Sans doute une bonne partie d’entre vous, amis lecteurs, en avez assez du mondial de foot jusqu’à l’overdose que les médias nous servent chaque jour. Comment ne pas voir cette hyper médiatisation, en période de crise, comme un dérivatif aux problèmes de l’heure, un peu comme on distrayait les foules de la Rome antique avec les jeux du cirque ? Le sport a été victime de son succès : sa médiatisation l’a malheureusement conduit à obéir à la même logique que celle des médias : l’audimat et l’argent comme finalité !
C’est d’autant plus triste que le sport est une magnifique école de vie qui apprend la discipline, le sens de l’effort, la maîtrise de soi, le fair-play, l’altruisme… Cela continue sans doute d’être vrai pour nombre de jeunes qui le pratiquent en amateur dans un cadre scolaire ou universitaire, mais le sport professionnel donne de plus en plus une image opposée aux valeurs fondamentales qu’il est censé transmettre et cela fournit un exemple détestable à une jeunesse influencée par les « stars » des jeux, guère à la hauteur de leur responsabilité comme le sont celles du show-biz : souvenons-nous, par exemple, de l’attitude lamentable des footballeurs français, lors de la coupe du monde de 2010 en Afrique du Sud !
Le football est à cet égard particulièrement symptomatique de cette dérive du sport professionnel.

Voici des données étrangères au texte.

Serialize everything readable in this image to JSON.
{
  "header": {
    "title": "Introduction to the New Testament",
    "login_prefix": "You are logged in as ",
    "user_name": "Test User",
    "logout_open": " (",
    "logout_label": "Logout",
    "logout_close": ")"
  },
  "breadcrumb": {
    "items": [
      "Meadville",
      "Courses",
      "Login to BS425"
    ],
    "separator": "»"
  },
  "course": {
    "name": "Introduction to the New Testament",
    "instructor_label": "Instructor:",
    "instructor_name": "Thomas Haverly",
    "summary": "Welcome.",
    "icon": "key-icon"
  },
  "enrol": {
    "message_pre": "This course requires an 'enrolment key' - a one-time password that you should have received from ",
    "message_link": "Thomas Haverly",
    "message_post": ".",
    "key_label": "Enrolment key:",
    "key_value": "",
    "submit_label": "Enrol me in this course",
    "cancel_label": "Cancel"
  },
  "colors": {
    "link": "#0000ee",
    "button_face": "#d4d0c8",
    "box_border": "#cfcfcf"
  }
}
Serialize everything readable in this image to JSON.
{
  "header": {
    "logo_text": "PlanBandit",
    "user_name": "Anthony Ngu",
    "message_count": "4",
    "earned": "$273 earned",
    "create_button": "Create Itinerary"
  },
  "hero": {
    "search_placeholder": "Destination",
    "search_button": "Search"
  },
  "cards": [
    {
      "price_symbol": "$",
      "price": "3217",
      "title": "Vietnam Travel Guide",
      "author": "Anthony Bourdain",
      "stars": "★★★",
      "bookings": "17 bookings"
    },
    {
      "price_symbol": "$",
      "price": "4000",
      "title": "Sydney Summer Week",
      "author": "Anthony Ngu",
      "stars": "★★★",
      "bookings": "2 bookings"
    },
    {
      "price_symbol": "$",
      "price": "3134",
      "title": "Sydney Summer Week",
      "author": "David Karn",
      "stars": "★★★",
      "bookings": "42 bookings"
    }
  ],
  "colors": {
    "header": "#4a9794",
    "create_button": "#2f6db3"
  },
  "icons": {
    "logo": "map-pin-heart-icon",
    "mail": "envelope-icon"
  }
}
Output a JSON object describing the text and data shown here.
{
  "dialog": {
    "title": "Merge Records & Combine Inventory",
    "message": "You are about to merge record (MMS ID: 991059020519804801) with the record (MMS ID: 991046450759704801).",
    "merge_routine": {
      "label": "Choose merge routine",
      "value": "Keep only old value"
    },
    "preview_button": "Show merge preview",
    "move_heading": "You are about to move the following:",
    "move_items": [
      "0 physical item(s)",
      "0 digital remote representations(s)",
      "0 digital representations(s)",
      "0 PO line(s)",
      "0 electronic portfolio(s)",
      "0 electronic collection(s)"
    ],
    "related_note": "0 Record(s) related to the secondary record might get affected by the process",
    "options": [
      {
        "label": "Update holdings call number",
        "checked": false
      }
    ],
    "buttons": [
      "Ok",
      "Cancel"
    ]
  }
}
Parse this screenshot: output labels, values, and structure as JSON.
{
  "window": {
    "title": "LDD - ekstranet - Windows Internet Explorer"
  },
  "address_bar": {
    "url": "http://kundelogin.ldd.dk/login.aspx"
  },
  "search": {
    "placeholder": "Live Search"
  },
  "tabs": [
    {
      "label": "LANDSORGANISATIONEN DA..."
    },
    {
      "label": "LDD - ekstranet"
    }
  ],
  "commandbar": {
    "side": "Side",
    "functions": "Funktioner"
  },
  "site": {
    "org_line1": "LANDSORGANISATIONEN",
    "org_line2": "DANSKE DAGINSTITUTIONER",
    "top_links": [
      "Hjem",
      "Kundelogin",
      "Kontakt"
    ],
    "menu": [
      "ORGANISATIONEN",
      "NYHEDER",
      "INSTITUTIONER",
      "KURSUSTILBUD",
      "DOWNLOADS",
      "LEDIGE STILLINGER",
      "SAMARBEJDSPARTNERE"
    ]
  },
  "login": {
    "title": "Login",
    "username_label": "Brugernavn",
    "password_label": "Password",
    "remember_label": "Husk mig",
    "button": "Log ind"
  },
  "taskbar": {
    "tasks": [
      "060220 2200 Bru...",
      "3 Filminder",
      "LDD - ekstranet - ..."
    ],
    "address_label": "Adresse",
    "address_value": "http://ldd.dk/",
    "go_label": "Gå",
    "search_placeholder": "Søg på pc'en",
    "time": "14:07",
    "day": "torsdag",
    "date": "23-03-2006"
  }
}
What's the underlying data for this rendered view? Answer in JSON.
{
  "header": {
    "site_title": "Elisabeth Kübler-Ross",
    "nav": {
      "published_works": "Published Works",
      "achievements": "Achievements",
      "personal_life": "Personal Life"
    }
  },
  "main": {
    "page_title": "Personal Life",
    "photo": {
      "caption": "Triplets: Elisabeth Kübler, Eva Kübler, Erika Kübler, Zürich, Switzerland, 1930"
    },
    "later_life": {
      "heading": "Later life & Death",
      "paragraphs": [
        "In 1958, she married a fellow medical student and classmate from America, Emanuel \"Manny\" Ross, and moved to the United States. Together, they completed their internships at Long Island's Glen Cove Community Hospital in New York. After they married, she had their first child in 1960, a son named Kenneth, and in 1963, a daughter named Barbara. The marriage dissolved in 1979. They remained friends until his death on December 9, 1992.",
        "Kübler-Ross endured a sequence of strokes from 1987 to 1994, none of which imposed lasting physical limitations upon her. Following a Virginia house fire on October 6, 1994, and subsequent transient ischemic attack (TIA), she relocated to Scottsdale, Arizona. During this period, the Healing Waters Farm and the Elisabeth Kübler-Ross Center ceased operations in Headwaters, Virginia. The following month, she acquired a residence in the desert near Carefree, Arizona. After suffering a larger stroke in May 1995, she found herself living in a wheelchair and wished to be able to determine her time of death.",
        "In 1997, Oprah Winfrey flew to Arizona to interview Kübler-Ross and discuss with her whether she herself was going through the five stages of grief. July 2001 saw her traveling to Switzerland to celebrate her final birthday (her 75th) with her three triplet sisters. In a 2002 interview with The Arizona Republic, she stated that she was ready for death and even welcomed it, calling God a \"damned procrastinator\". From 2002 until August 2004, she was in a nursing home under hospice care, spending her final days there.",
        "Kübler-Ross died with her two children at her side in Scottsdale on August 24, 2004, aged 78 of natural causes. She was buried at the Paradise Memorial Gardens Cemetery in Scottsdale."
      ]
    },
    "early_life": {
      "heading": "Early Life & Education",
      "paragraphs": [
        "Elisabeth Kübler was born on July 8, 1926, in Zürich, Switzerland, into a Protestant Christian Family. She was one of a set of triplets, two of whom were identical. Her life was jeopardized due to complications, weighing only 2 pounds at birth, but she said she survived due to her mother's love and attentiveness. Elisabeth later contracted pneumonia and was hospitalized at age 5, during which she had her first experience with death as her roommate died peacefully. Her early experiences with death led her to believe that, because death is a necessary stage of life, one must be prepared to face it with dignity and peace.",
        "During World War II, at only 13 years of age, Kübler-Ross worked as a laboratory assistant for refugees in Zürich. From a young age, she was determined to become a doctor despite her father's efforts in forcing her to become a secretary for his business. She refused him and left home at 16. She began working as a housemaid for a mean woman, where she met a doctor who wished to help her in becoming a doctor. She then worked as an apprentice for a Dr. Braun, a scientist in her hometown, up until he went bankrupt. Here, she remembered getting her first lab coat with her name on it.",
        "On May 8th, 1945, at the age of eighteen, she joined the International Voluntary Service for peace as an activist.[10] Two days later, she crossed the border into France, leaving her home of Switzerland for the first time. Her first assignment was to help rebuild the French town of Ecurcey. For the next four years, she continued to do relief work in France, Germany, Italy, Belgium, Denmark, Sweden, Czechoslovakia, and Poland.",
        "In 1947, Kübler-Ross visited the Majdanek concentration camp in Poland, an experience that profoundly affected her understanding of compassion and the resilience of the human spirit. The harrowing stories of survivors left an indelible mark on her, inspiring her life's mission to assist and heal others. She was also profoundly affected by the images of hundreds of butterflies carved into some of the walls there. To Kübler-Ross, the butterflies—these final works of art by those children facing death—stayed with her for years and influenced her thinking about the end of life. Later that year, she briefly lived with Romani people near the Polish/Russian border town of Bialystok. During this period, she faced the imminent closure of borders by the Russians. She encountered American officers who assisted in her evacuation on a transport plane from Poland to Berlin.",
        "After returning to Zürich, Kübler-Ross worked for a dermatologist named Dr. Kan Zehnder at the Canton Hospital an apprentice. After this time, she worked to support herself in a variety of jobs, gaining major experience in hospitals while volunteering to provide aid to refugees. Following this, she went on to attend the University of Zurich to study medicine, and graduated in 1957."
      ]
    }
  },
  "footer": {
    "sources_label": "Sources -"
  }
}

Le capitalisme financier, qui s’impose sans guère d’obstacle sur toute la planète, en arrive à plier à ses lois la plupart des activités humaines. Il eut donc été étonnant que le football, en tant que l’un des sports les plus populaires et donc les plus médiatiques, échappe à « ce processus de vampirisation », comme l’écrit Jean-Claude Michéa (1). Il est devenu la première industrie mondiale du divertissement, brassant des sommes colossales : droits télévisés, publicités… c’est l’impératif de la rentabilité qui prédomine désormais et qui oblige au résultat : gagner est devenu une nécessité sous peine de pertes financières importantes (par exemple, arriver quatrième au lieu de troisième au championnat de Ligue 1, c’est perdre 10 millions d’euros en raison de la non-participation à une coupe d’Europe). Cela a totalement changé l’esprit de ce sport dont la dimension de plaisir et de gratuité a largement été estompée.
Mais cette logique de l’argent a aussi modifié le jeu lui-même, ainsi que Jean-Claude Michéa, en amateur éclairé, le démontre dans son merveilleux petit livre qui ravira tous les amateurs de ballon rond : la beauté du jeu offensif a laissé place à des systèmes défensifs jugés plus « réalistes », l’équipe étant désormais organisée de façon à n’encaisser aucun but et à marquer sur contre ou sur coups de pied arrêtés, offrant ainsi un spectacle le plus souvent ennuyeux – les équipes à culture offensive comme le « Barça » (Barcelone) étant devenues l’exception. Cette obligation d’efficacité, au détriment des anciennes conceptions basées sur l’attaque et le fair play, a entraîné d’autres conséquences comme le jeu dur, la simulation (pour obtenir coups francs ou penalties), sans parler du « supportérisme » parfois violent et sectaire contraire à l’esprit originel du sport ; le patriotisme a été partout tellement ridiculisé et brimé, qu’il se manifeste comme un exutoire dans le seul lieu où il est encore toléré et même encouragé par une élite « boboïsée » qui se moque bien du foot mais qui se veut ainsi près du « peuple ».